Begitulah. Dan tumpukan kayu runcing itu pun tak jadi aku patokkan di jantungnya. Dia benar, betapapun aku membenci dan malu mengakuinya, toh dia tetap bagian dari diriku. Meski malu kadang aku juga rindu.

Aku sering menemukan saudara kembarku tengah berbohong dan berbual habis-habisan di depan banyak orang. Saat sedang sendirian, aku beberapa kali memergokinya tengah onani padahal beberapa waktu sebelumnya baru saja dia mematahkan hati seorang perempuan. Perempuan itu bersumpah membunuhnya! Aku tahu, saudara kembarku itu telah menghamili perempuan tersebut dan tak mau bertanggungjawab atas perbuatannya.
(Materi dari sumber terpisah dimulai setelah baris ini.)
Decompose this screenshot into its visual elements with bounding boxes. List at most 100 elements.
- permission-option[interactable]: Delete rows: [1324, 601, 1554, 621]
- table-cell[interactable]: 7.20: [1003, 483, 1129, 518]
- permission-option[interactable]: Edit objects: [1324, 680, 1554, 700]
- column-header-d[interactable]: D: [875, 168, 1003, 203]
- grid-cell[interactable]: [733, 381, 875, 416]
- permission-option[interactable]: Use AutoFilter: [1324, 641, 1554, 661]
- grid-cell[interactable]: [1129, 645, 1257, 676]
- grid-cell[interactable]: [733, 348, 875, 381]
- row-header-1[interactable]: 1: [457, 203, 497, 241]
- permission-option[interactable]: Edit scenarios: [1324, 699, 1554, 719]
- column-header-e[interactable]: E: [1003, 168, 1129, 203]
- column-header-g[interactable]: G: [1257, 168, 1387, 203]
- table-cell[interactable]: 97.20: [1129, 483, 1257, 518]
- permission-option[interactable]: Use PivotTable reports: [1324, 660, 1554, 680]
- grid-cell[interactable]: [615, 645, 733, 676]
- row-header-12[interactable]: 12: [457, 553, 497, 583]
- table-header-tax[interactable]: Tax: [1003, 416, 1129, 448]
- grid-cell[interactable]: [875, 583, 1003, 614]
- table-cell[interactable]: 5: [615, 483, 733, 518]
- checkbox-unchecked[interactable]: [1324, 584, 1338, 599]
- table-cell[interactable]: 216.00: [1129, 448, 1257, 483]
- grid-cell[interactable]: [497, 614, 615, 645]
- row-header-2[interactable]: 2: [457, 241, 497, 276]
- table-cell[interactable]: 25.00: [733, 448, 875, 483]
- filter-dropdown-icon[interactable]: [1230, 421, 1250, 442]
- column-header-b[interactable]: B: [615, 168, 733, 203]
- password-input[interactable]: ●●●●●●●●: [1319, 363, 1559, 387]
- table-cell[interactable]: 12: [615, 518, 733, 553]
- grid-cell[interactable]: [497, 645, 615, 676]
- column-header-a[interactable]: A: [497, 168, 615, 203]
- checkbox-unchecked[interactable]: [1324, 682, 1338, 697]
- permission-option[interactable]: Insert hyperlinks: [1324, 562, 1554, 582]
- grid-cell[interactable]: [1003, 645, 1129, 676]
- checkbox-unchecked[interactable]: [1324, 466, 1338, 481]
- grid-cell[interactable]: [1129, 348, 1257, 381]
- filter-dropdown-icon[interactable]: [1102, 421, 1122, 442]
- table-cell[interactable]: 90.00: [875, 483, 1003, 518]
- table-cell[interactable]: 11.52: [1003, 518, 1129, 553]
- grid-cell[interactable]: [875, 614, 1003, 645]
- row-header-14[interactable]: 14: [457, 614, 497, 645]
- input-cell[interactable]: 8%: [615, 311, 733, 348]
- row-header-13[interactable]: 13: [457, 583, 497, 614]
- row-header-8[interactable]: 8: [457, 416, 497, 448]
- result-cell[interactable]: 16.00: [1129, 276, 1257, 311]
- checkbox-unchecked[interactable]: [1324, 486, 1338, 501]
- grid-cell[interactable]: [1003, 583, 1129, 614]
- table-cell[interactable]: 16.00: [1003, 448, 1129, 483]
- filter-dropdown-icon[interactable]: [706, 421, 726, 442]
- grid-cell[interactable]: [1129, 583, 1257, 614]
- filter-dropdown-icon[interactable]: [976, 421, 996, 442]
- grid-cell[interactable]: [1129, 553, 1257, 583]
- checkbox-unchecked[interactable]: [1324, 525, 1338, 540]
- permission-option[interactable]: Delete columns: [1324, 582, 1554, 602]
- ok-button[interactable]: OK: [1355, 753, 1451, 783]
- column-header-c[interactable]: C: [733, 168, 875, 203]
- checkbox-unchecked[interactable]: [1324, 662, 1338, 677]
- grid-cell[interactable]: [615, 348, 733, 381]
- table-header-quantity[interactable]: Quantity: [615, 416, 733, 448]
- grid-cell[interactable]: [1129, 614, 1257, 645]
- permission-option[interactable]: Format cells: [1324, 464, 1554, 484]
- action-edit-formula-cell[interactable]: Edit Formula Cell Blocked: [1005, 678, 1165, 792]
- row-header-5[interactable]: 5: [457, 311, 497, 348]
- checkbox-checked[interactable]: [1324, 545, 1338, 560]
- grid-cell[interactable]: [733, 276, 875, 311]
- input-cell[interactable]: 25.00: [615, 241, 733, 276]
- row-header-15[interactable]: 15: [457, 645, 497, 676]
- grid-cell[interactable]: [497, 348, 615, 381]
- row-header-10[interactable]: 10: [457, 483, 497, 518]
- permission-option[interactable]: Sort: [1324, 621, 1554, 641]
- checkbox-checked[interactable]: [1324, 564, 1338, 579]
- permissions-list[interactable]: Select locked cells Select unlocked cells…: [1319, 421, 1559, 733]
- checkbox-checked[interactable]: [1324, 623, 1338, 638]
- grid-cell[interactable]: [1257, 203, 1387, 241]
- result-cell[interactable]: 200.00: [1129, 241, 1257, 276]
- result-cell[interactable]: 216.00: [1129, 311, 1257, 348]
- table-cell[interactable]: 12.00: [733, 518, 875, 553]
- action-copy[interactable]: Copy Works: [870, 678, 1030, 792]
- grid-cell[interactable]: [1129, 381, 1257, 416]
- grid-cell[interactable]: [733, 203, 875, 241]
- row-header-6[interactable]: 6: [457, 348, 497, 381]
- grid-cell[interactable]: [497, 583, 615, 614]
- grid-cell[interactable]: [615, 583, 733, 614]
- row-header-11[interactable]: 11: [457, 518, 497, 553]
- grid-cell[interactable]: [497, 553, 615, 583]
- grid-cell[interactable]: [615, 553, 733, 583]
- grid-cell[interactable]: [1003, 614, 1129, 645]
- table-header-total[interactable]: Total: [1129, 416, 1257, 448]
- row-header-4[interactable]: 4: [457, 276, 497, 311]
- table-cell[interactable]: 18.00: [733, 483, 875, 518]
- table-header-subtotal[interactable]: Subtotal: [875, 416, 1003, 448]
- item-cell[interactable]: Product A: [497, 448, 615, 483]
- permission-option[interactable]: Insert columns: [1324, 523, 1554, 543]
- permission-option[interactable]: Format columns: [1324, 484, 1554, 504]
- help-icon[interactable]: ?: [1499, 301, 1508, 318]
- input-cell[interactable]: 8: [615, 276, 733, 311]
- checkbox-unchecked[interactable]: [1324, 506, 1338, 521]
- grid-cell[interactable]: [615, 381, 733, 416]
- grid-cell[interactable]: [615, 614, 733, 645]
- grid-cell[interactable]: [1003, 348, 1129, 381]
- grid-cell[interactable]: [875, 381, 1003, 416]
Saudara kembarku juga adalah seorang provokator. Beberapa kali dia menghasut orang untuk berbuat kerusakan dan mengacaukan keadaan. Kepada Ibu-Bapak dia selalu melawan. Dengan kakak-adik dia selalu membuat keributan. Sering dari hari ke hari kerjanya hanya mabuk-mabukkan. Aku malu! Sebab itulah aku ingin membunuhnya. Tapi bagaimana caranya? Dan lagi, pertanyaan terpentingnya; haruskah?

* * *


Malam ini bulan purnama telah kembali muncul. Daham-dahamnya telah terdengar. Aku sendiri sedang berjalan menuju tempatnya berdiri. Saudara kembarku yang bermuka seperti kera, kini kulit tubuhnya agak memucat tidak sekelam ketika aku bertemu terakhir kali pada bulan purnama silam.

Mata kami mulai bertatapan. Sedikit aku lihat perubahan. Ada apa gerangan?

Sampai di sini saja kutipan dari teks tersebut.